Tuesday, July 21, 2020

The Perfect Tomato Sandwich

This is "German Pink," an heirloom tomato we're growing at Rainbow Tomatoes. Yesterday we had two sandwich tomatoes for sale, along with an array of other varieties. A guy stopped by the stand, eyeballed the offerings and said, "You only got one tomato?" He got the spiel about the 320 varieties we're growing, and how they will ripen, and then he hopped back into his pickup and left. Well, lucky for us he didn't take our "one tomato."

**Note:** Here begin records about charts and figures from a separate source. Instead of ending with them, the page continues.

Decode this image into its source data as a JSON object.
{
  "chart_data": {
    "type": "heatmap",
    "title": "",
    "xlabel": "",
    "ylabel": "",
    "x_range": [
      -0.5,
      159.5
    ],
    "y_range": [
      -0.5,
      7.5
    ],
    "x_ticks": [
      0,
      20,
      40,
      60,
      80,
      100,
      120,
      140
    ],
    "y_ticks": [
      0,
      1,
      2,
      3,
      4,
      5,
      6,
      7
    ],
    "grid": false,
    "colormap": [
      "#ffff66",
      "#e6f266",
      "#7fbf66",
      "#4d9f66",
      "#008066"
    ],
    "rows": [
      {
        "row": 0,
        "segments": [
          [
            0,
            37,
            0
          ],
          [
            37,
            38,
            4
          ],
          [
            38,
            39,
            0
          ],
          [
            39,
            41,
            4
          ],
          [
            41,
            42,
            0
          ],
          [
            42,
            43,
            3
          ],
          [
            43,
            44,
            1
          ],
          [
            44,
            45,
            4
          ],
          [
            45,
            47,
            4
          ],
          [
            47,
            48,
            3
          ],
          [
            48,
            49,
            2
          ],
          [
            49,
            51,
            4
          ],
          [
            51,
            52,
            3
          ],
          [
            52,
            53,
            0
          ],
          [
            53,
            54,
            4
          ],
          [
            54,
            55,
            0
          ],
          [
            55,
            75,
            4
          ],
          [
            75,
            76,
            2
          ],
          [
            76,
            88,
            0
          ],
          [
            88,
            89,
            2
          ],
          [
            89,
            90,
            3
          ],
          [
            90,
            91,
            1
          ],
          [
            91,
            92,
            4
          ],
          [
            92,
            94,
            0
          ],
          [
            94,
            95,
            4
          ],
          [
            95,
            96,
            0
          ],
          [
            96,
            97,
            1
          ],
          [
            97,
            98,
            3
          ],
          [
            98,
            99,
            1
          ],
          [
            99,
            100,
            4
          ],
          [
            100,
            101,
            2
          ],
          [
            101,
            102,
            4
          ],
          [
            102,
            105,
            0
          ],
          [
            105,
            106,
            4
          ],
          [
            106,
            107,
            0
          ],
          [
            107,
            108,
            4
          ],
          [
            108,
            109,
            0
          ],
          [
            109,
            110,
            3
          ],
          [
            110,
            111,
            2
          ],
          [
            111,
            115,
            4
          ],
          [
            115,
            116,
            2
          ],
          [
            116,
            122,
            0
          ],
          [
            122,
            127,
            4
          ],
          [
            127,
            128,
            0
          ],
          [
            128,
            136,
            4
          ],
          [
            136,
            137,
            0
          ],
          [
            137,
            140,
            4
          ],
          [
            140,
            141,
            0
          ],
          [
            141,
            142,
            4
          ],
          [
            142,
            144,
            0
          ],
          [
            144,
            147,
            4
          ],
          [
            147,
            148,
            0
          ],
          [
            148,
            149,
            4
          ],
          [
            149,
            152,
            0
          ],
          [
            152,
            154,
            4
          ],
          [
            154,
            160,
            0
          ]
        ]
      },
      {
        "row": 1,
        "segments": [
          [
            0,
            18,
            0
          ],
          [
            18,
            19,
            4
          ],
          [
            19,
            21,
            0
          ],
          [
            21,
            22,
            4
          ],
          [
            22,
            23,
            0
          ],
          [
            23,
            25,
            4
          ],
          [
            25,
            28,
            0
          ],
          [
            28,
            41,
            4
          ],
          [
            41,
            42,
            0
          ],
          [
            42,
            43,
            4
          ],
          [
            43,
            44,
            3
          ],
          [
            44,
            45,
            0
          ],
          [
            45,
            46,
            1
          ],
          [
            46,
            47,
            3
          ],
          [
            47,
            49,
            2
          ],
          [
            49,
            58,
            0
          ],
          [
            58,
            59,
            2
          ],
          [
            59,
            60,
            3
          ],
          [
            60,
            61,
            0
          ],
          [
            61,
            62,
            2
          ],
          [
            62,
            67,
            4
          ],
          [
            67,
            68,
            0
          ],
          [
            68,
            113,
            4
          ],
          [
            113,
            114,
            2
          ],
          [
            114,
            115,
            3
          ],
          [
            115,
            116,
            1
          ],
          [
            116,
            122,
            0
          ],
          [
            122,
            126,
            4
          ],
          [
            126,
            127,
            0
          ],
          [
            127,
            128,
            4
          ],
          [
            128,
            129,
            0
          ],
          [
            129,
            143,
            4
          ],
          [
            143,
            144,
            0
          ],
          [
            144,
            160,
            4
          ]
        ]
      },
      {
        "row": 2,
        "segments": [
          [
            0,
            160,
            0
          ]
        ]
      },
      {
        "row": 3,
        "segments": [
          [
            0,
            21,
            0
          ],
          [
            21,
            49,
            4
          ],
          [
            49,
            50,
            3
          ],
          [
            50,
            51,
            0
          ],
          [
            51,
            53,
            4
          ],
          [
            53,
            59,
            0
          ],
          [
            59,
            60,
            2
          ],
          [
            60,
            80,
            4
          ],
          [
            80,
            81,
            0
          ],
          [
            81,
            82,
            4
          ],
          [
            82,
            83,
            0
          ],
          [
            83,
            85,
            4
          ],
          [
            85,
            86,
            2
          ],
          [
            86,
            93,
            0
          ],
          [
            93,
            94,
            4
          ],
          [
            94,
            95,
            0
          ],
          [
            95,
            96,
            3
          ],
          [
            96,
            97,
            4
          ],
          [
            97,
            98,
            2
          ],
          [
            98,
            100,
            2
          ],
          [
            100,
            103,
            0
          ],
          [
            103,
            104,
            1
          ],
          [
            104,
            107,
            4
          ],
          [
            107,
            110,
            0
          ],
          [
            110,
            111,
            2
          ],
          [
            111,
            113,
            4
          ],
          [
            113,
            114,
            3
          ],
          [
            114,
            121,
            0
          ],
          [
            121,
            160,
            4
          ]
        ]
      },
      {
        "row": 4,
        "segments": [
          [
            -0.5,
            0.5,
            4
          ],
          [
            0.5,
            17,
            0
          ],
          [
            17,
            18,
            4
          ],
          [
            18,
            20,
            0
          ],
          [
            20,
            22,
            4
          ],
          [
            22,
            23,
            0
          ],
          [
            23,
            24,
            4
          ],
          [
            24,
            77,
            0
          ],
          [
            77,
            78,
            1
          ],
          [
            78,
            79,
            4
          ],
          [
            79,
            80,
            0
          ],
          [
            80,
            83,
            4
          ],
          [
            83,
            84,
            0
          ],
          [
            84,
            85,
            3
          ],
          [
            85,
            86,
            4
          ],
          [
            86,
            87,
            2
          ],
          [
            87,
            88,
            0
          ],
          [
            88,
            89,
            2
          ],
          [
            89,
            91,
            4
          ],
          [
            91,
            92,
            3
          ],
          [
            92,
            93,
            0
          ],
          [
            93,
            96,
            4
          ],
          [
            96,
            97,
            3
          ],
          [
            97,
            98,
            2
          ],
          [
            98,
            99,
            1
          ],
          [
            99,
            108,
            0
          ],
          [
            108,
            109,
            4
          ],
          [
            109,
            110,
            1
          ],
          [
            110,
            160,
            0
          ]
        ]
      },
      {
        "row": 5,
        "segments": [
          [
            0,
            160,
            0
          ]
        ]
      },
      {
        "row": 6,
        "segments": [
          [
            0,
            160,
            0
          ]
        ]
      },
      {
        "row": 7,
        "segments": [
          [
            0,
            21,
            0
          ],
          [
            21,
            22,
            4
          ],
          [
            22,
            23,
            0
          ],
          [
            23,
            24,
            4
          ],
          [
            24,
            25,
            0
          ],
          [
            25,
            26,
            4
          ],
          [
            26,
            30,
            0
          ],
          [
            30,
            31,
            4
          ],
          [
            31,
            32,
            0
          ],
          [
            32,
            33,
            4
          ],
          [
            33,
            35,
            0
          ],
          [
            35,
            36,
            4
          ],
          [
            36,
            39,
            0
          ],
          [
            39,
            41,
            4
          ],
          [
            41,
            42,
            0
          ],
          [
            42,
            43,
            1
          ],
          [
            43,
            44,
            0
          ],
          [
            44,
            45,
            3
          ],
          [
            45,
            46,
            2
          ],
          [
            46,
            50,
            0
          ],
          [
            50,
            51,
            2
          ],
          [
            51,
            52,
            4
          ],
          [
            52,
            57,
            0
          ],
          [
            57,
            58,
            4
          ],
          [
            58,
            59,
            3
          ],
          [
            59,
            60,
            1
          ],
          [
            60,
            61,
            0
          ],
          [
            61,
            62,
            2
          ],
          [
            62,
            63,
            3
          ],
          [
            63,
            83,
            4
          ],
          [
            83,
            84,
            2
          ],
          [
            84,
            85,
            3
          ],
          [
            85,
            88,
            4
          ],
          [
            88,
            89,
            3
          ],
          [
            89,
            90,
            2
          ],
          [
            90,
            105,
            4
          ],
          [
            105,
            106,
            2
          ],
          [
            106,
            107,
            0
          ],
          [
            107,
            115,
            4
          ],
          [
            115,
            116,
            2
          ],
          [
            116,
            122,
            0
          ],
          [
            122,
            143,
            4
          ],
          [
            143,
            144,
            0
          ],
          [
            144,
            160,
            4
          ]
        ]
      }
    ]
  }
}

Last night after no one bought this baby, we decided to have our first tomato toasty of the season. I made a quick coleslaw as a side dish. The day was brutally hot, and cooking was not on the list of things to do. This was excellent timing for German Pink to still be sitting in the green produce box at the end of the day.

I sliced it, made toast, applied mayo, pepper, and salt. We sat on the sofa to eat (kind of a regular at the end of long, hot day), and were just starting to watch an episode of Whose Line Is It Anyway? when I bit into my sandwich. I asked Dan to turn off the TV. I wanted to taste it better, without the noise of the television. This sandwich demanded my focus.

This was the best tasting tomato sandwich of my life. It was the Samuel Barber's Adagio for Strings tomato sandwich, all the notes a complete swoon.

For this divine meal, all we did was tear up the earth, plant thousands of seeds in the greenhouse a few days after lockdown, untangle seedlings and separate  the strongest plants so they could grow under lights, bring the hundreds of grown starters outside daily in shifts to get used to being in the sun, bring them back in at night, worry over loss, cultivate fields, measure and plant the starter plants, water, weed, fling tomato hornworms off, trim the low branches, stake and tie the plants up, then tie again and again as they continue to grow. Now we're just beginning to harvest the fruit, display it, and offer it for sale.

In about a week we'll have way more than one sandwich tomato. But last night we had only one, and it was all ours.